19/09/2026

PALHAÇADA: EUA PODEM SEQUESTRAR MARCOLA E BEIRA-MAR - DEIXA LEVAR

Carta ao STF teme sequestro de Marcola e Beira-Mar pelos EUA

Um pastor pediu ao Supremo Tribunal Federal (STF) que Marcos Willians Camacho, o Marcola, líder do Primeiro Comando da Capital (PCC), e Luiz Fernando da Costa, o Fernandinho Beira-Mar, apontado como uma das lideranças do Comando Vermelho (CV), sejam transferidos das unidades prisionais onde estão atualmente. A petição foi encaminhada via carta manuscrita, datada de 2 de junho de 2026, ao presidente da Corte, ministro Edson Fachin.
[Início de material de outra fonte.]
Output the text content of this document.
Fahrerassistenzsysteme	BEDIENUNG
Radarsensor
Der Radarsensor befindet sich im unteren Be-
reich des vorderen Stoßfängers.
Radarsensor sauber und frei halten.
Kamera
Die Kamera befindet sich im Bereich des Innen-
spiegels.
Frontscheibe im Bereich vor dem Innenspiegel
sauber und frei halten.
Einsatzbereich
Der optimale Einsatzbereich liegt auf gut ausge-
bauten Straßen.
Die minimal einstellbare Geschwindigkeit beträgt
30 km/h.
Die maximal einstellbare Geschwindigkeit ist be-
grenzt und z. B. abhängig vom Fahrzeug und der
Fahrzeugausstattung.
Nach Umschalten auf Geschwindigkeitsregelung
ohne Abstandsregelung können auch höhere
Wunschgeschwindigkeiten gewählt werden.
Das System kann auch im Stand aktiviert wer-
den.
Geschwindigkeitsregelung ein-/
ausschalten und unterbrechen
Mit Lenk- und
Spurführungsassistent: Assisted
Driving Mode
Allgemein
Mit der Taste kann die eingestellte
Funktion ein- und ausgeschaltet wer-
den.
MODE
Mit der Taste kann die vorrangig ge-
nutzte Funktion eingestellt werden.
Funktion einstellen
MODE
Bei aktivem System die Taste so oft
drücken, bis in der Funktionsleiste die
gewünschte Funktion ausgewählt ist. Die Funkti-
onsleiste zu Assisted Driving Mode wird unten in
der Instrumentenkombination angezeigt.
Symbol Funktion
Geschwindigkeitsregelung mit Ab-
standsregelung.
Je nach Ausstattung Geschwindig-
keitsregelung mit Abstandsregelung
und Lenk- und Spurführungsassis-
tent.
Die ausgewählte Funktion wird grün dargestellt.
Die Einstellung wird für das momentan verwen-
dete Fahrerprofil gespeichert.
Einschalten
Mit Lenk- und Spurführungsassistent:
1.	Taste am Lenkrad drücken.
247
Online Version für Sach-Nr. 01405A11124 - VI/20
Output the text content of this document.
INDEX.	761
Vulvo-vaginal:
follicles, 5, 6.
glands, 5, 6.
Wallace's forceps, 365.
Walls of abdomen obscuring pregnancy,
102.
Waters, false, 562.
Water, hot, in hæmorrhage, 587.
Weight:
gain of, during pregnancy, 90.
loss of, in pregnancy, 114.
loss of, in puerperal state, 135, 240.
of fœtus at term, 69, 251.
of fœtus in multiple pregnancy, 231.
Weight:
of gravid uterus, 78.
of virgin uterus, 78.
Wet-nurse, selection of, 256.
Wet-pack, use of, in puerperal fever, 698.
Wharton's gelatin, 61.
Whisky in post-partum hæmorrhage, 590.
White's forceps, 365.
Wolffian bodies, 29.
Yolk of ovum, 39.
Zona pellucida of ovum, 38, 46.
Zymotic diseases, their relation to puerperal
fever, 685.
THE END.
No pedido, o autor, identificado como pastor Oséas de Campos, afirmou temer que os dois presos sejam sequestrados pela CIA, agência de inteligência dos Estados Unidos, após o governo norte-americano classificar o PCC e o CV como organizações terroristas estrangeiras. O anúncio da classificação tinha ocorrido dias antes, em 29 de maio, e a medida entrou oficialmente em vigor em 5 de junho.

Oséas pediu que Marcola e Beira-Mar fossem transferidos para um local cuja localização fosse conhecida apenas pela Justiça, pelo Ministério Público e pelos familiares. Segundo ele, a medida teria como objetivo impedir uma eventual retirada dos dois do sistema penitenciário brasileiro.

Na petição, o pastor afirmou ainda que um eventual sequestro poderia provocar uma reação coordenada de integrantes da população carcerária brasileira. Ele utilizou a expressão “salve geral” para descrever a possibilidade de ataques criminosos em diferentes cidades e estados.

O documento citou os ataques atribuídos ao PCC em São Paulo em 2006 e afirmou que um novo episódio poderia provocar uma onda de violência. Na carta, Oséas mencionou números de mortos, feridos e de ônibus incendiados durante os acontecimentos daquele ano e relacionou o cenário atual ao crescimento da população prisional brasileira.

FACHIN REJEITOU PEDIDO

O pedido foi analisado por Fachin, que, em decisão de 22 de junho, negou seguimento ao habeas corpus. O ministro entendeu que a petição não apontava um ato concreto atribuído a uma autoridade que pudesse ser analisado diretamente pelo STF e que o caso não se enquadrava nas hipóteses que permitiriam à Corte examinar a questão.

Fachin também determinou o encaminhamento da petição à Defensoria Pública de São Paulo, para que o órgão avaliasse eventuais providências.

HABEAS CORPUS EM 2006

Oséas de Campos é conhecido por ter recorrido ao STF no início dos anos 2000 com um habeas corpus que levou a Corte a analisar a constitucionalidade da proibição de progressão de regime para condenados por crimes hediondos. No julgamento, finalizado em fevereiro de 2006, os ministro decidiram, por seis votos a cinco, considerar inconstitucional a vedação.

Oséas tinha sido condenado em 2000 a 12 anos e três meses de prisão por atentado violento ao pudor contra três crianças, de 6 a 8 anos, em Campos do Jordão (SP).